Still, at the heart of the slave narrative, especially the enduring ones, is a protagonist who is brave, honest and good and overcomes the evil of enslavement. It is no coincidence that these books portray tremendous moral fortitude. Christianity infuses almost all of the tomes, often with a subtle indicator that the slave master’s God is a false one. In most, there is an energy that truly makes the reader believe that good will indeed triumph over evil.
It’s also important to note that these books, though tragic, were also exciting. How could plotting one’s escape and freedom not be? Bond escaped slavery by disguising herself as a man. Even without dramatic escape plans, there’s adventure in marching into the unknown, standing up for the core values of “life, liberty and the pursuit of happiness” trumpeted in the Declaration of Independence. There was no guarantee that runaway slaves would find freedom, so they were truly stepping out on faith. Many also braved the elements of cold and rain, not to mention snakes and other animals. Even now, camping has its own level of unpredictability and, back then, venturing into uncharted terrain was accompanied by the risks of slave hunters and dogs.

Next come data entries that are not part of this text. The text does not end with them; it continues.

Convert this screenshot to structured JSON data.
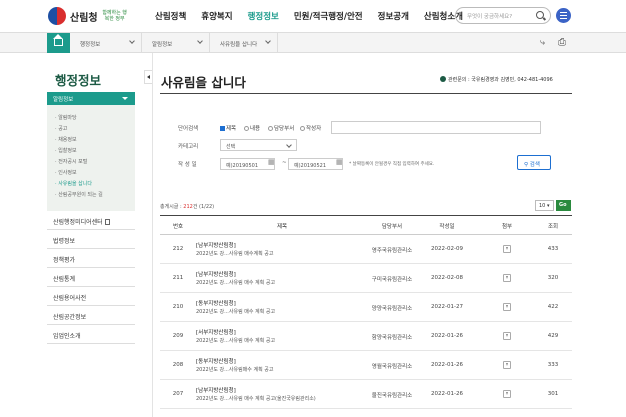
{
  "header": {
    "logo_text": "산림청",
    "logo_slogan": "함께하는 행복한 정부",
    "nav": [
      "산림정책",
      "휴양복지",
      "행정정보",
      "민원/적극행정/안전",
      "정보공개",
      "산림청소개"
    ],
    "active_nav_index": 2,
    "search_placeholder": "무엇이 궁금하세요?"
  },
  "breadcrumb": [
    "행정정보",
    "알림정보",
    "사유림을 삽니다"
  ],
  "sidebar": {
    "title": "행정정보",
    "active_section": "알림정보",
    "sub_items": [
      "알림마당",
      "공고",
      "채용정보",
      "입찰정보",
      "전자공시 포털",
      "인사정보",
      "사유림을 삽니다",
      "산림공무원이 되는 길"
    ],
    "current_sub_index": 6,
    "items": [
      "산림행정미디어센터",
      "법령정보",
      "정책평가",
      "산림통계",
      "산림용어사전",
      "산림공간정보",
      "임업인소개"
    ]
  },
  "main": {
    "title": "사유림을 삽니다",
    "contact": "관련문의 : 국유림경영과 김영민, 042-481-4096",
    "search": {
      "keyword_label": "단어검색",
      "options": [
        "제목",
        "내용",
        "담당부서",
        "작성자"
      ],
      "category_label": "카테고리",
      "category_value": "선택",
      "date_label": "작 성 일",
      "date_from": "예)20190501",
      "date_sep": "~",
      "date_to": "예)20190521",
      "date_hint": "* 날짜등록이 안될경우 직접 입력하여 주세요.",
      "search_button": "검색"
    },
    "total_prefix": "총게시글 : ",
    "total_count": "212",
    "total_suffix": "건 (1/22)",
    "page_size": "10",
    "go_label": "Go",
    "columns": [
      "번호",
      "제목",
      "담당부서",
      "작성일",
      "첨부",
      "조회"
    ],
    "rows": [
      {
        "no": "212",
        "tag": "[남부지방산림청]",
        "title": "2022년도 강...사유림 매수계획 공고",
        "dept": "영주국유림관리소",
        "date": "2022-02-09",
        "views": "433"
      },
      {
        "no": "211",
        "tag": "[남부지방산림청]",
        "title": "2022년도 강...사유림 매수 계획 공고",
        "dept": "구미국유림관리소",
        "date": "2022-02-08",
        "views": "320"
      },
      {
        "no": "210",
        "tag": "[동부지방산림청]",
        "title": "2022년도 강...사유림 매수 계획 공고",
        "dept": "양양국유림관리소",
        "date": "2022-01-27",
        "views": "422"
      },
      {
        "no": "209",
        "tag": "[서부지방산림청]",
        "title": "2022년도 강...사유림 매수 계획 공고",
        "dept": "함양국유림관리소",
        "date": "2022-01-26",
        "views": "429"
      },
      {
        "no": "208",
        "tag": "[동부지방산림청]",
        "title": "2022년도 강...사유림매수 계획 공고",
        "dept": "영월국유림관리소",
        "date": "2022-01-26",
        "views": "333"
      },
      {
        "no": "207",
        "tag": "[남부지방산림청]",
        "title": "2022년도 강...사유림 매수 계획 공고(울진국유림관리소)",
        "dept": "울진국유림관리소",
        "date": "2022-01-26",
        "views": "301"
      }
    ]
  }
}
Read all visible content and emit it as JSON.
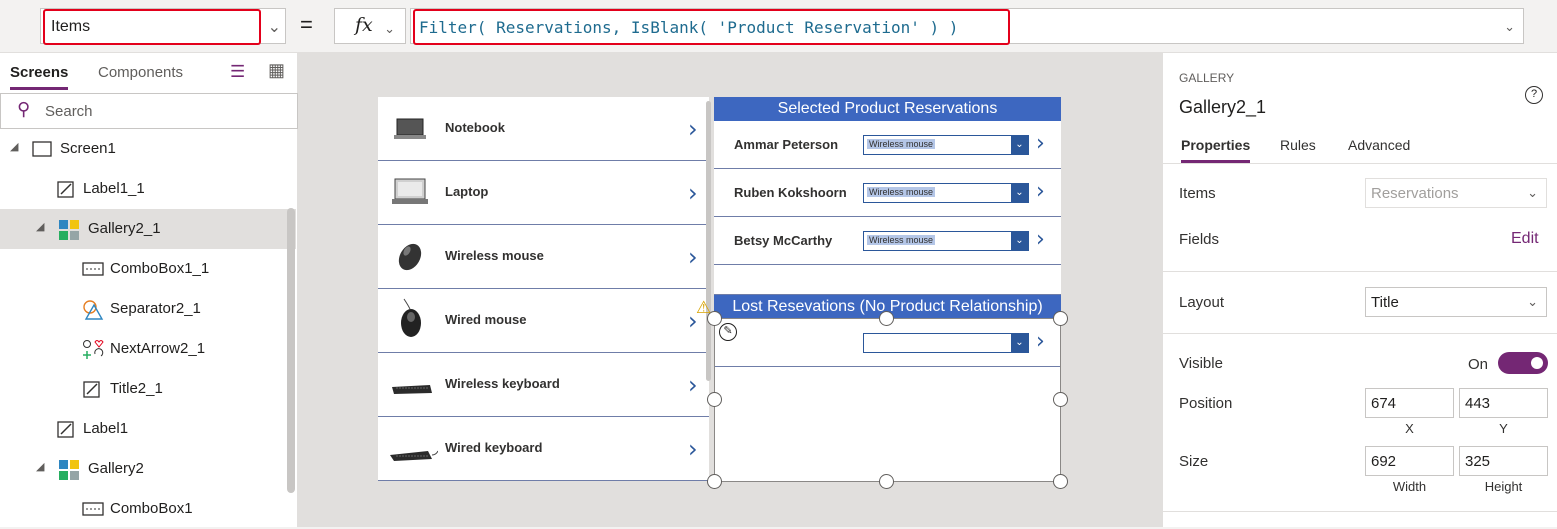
{
  "formula_bar": {
    "property": "Items",
    "equals": "=",
    "fx": "fx",
    "formula": "Filter( Reservations, IsBlank( 'Product Reservation' ) )"
  },
  "tree": {
    "tabs": [
      "Screens",
      "Components"
    ],
    "search_placeholder": "Search",
    "items": [
      {
        "label": "Screen1",
        "icon": "screen-icon"
      },
      {
        "label": "Label1_1",
        "icon": "label-icon"
      },
      {
        "label": "Gallery2_1",
        "icon": "gallery-icon"
      },
      {
        "label": "ComboBox1_1",
        "icon": "combobox-icon"
      },
      {
        "label": "Separator2_1",
        "icon": "shapes-icon"
      },
      {
        "label": "NextArrow2_1",
        "icon": "icons-icon"
      },
      {
        "label": "Title2_1",
        "icon": "label-icon"
      },
      {
        "label": "Label1",
        "icon": "label-icon"
      },
      {
        "label": "Gallery2",
        "icon": "gallery-icon"
      },
      {
        "label": "ComboBox1",
        "icon": "combobox-icon"
      }
    ]
  },
  "canvas": {
    "products": [
      {
        "name": "Notebook",
        "thumb": "notebook-image"
      },
      {
        "name": "Laptop",
        "thumb": "laptop-image"
      },
      {
        "name": "Wireless mouse",
        "thumb": "wireless-mouse-image"
      },
      {
        "name": "Wired mouse",
        "thumb": "wired-mouse-image"
      },
      {
        "name": "Wireless keyboard",
        "thumb": "wireless-keyboard-image"
      },
      {
        "name": "Wired keyboard",
        "thumb": "wired-keyboard-image"
      }
    ],
    "selected_header": "Selected Product Reservations",
    "reservations": [
      {
        "name": "Ammar Peterson",
        "value": "Wireless mouse"
      },
      {
        "name": "Ruben Kokshoorn",
        "value": "Wireless mouse"
      },
      {
        "name": "Betsy McCarthy",
        "value": "Wireless mouse"
      }
    ],
    "lost_header": "Lost Resevations (No Product Relationship)",
    "lost_rows": [
      {
        "name": "",
        "value": ""
      }
    ]
  },
  "properties": {
    "type": "GALLERY",
    "name": "Gallery2_1",
    "tabs": [
      "Properties",
      "Rules",
      "Advanced"
    ],
    "items_label": "Items",
    "items_value": "Reservations",
    "fields_label": "Fields",
    "fields_edit": "Edit",
    "layout_label": "Layout",
    "layout_value": "Title",
    "visible_label": "Visible",
    "visible_state": "On",
    "position_label": "Position",
    "x": "674",
    "y": "443",
    "x_label": "X",
    "y_label": "Y",
    "size_label": "Size",
    "width": "692",
    "height": "325",
    "width_label": "Width",
    "height_label": "Height"
  },
  "colors": {
    "accent": "#742774",
    "header_blue": "#3d67c0",
    "highlight_red": "#e3001b"
  }
}
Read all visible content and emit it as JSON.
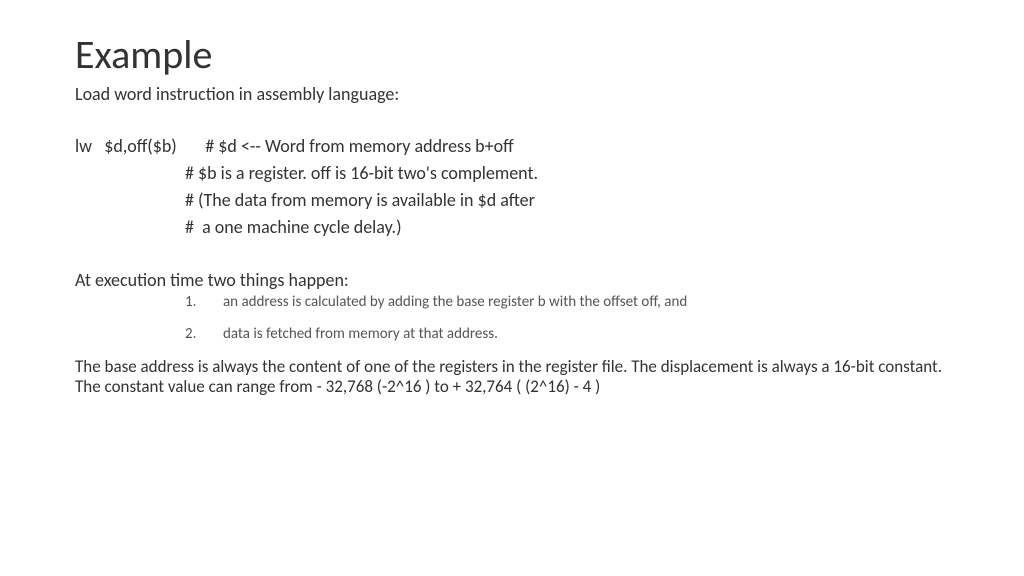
{
  "title": "Example",
  "subtitle": "Load word instruction in assembly language:",
  "code": {
    "line1": "lw   $d,off($b)       # $d <-- Word from memory address b+off",
    "line2": "# $b is a register. off is 16-bit two's complement.",
    "line3": "# (The data from memory is available in $d after",
    "line4": "#  a one machine cycle delay.)"
  },
  "section_heading": "At execution time two things happen:",
  "list": {
    "item1_num": "1.",
    "item1_text": "an address is calculated by adding the base register b with the offset off, and",
    "item2_num": "2.",
    "item2_text": "data is fetched from memory at that address."
  },
  "paragraph": "The base address is always the content of one of the registers in the register file. The displacement is always a 16-bit constant. The constant value can range from - 32,768 (-2^16 ) to + 32,764 ( (2^16) - 4 )"
}
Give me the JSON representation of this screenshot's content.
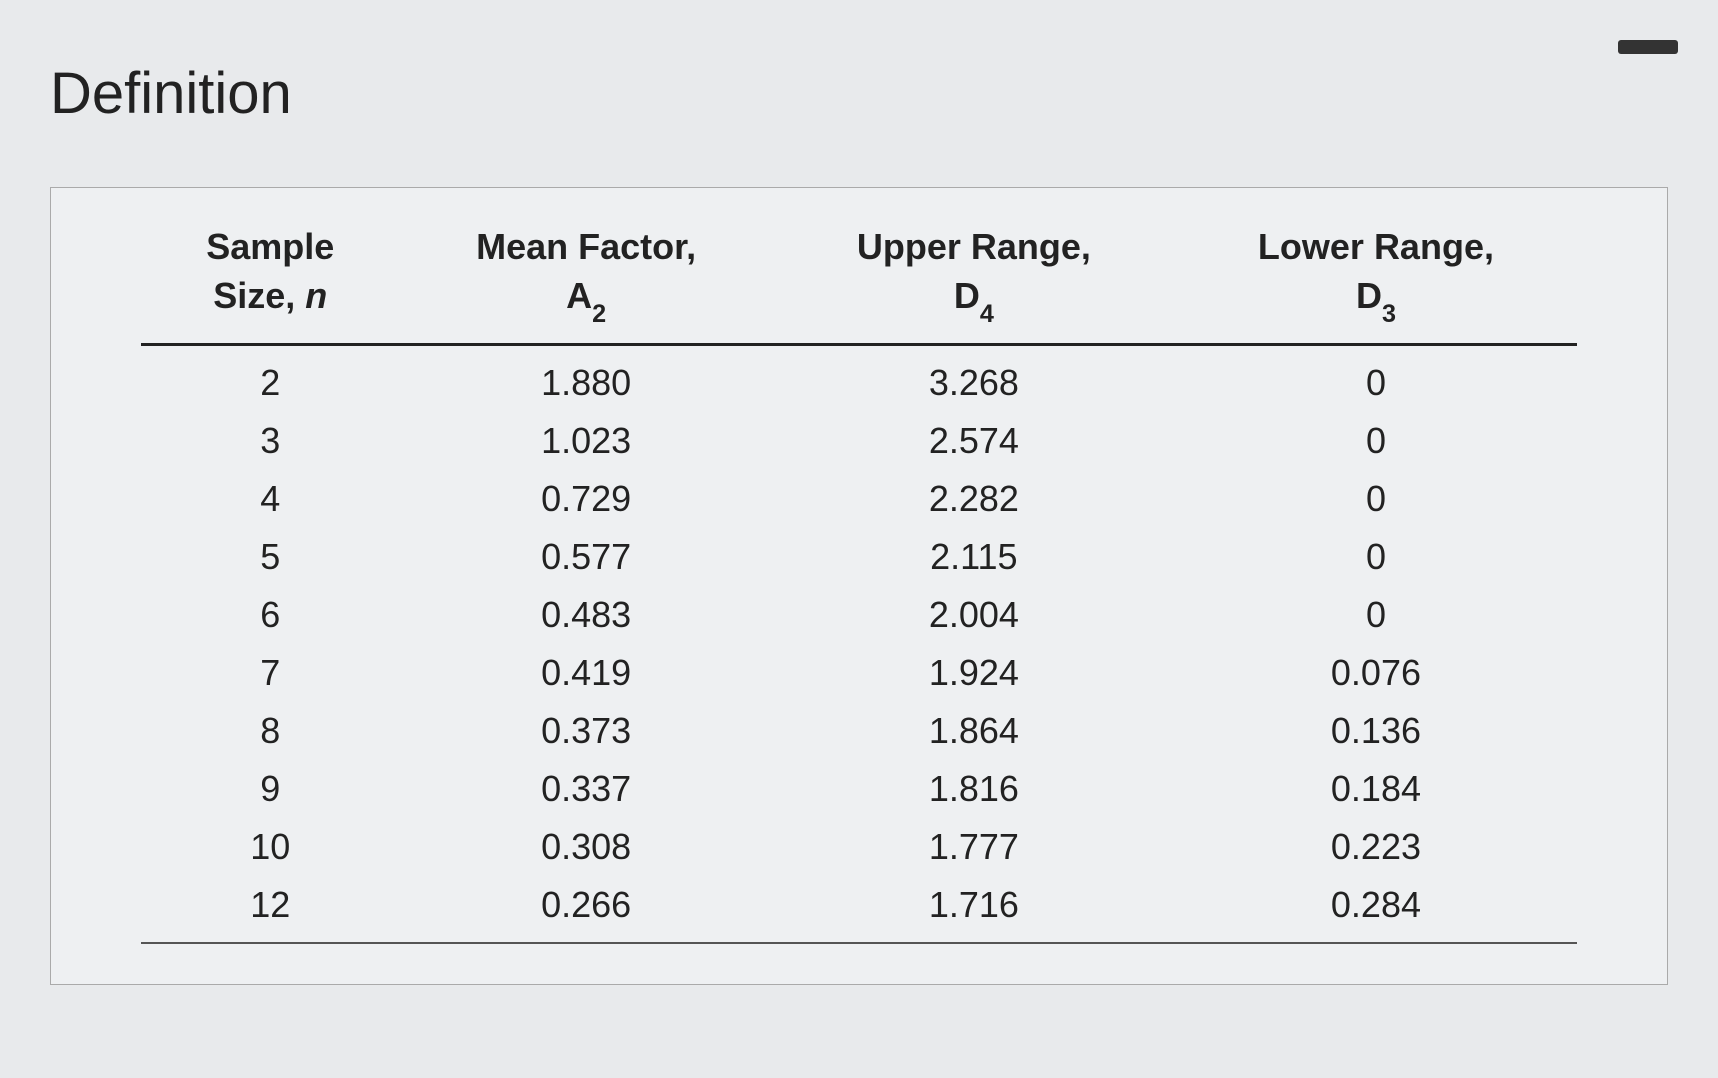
{
  "title": "Definition",
  "chart_data": {
    "type": "table",
    "columns": [
      {
        "label_line1": "Sample",
        "label_line2": "Size, ",
        "symbol": "n",
        "subscript": ""
      },
      {
        "label_line1": "Mean Factor,",
        "label_line2": "",
        "symbol": "A",
        "subscript": "2"
      },
      {
        "label_line1": "Upper Range,",
        "label_line2": "",
        "symbol": "D",
        "subscript": "4"
      },
      {
        "label_line1": "Lower Range,",
        "label_line2": "",
        "symbol": "D",
        "subscript": "3"
      }
    ],
    "rows": [
      {
        "n": "2",
        "a2": "1.880",
        "d4": "3.268",
        "d3": "0"
      },
      {
        "n": "3",
        "a2": "1.023",
        "d4": "2.574",
        "d3": "0"
      },
      {
        "n": "4",
        "a2": "0.729",
        "d4": "2.282",
        "d3": "0"
      },
      {
        "n": "5",
        "a2": "0.577",
        "d4": "2.115",
        "d3": "0"
      },
      {
        "n": "6",
        "a2": "0.483",
        "d4": "2.004",
        "d3": "0"
      },
      {
        "n": "7",
        "a2": "0.419",
        "d4": "1.924",
        "d3": "0.076"
      },
      {
        "n": "8",
        "a2": "0.373",
        "d4": "1.864",
        "d3": "0.136"
      },
      {
        "n": "9",
        "a2": "0.337",
        "d4": "1.816",
        "d3": "0.184"
      },
      {
        "n": "10",
        "a2": "0.308",
        "d4": "1.777",
        "d3": "0.223"
      },
      {
        "n": "12",
        "a2": "0.266",
        "d4": "1.716",
        "d3": "0.284"
      }
    ]
  }
}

In this age of navigation systems on phones, think about how harrowing a prospect it was for a person to set out for freedom with the vague instructions of following the North Star.
Right now it is unclear if the publishing industry plans to flood the market by reprinting slave narratives. Interestingly enough, the Internet is becoming a viable outlet for slave narratives, with many finding their way onto such free sites as Documenting the American South, also known as DocSouth, powered by the University Library at the University of North Carolina at Chapel Hill. Under “North American Slave Narratives,” visitors to the site can find obscure works like the Narrative of James Curry, A Fugitive Slave, published in the pages of William Lloyd Garrison’s renowned abolitionist paper, The Liberator, in 1840.
With the early Oscar buzz of 12 Years a Slave, coupled with the tremendous success of Django Unchained, one thing is certain: slavery is no longer the taboo subject it once was and that has to bode extremely well for the slave narrative genre.
In an age where people are searching for heroes, and clamoring for some sense of truth, what better candidates than the men and women who endured the indignity of enslavement, captured their freedom and lived to tell about it?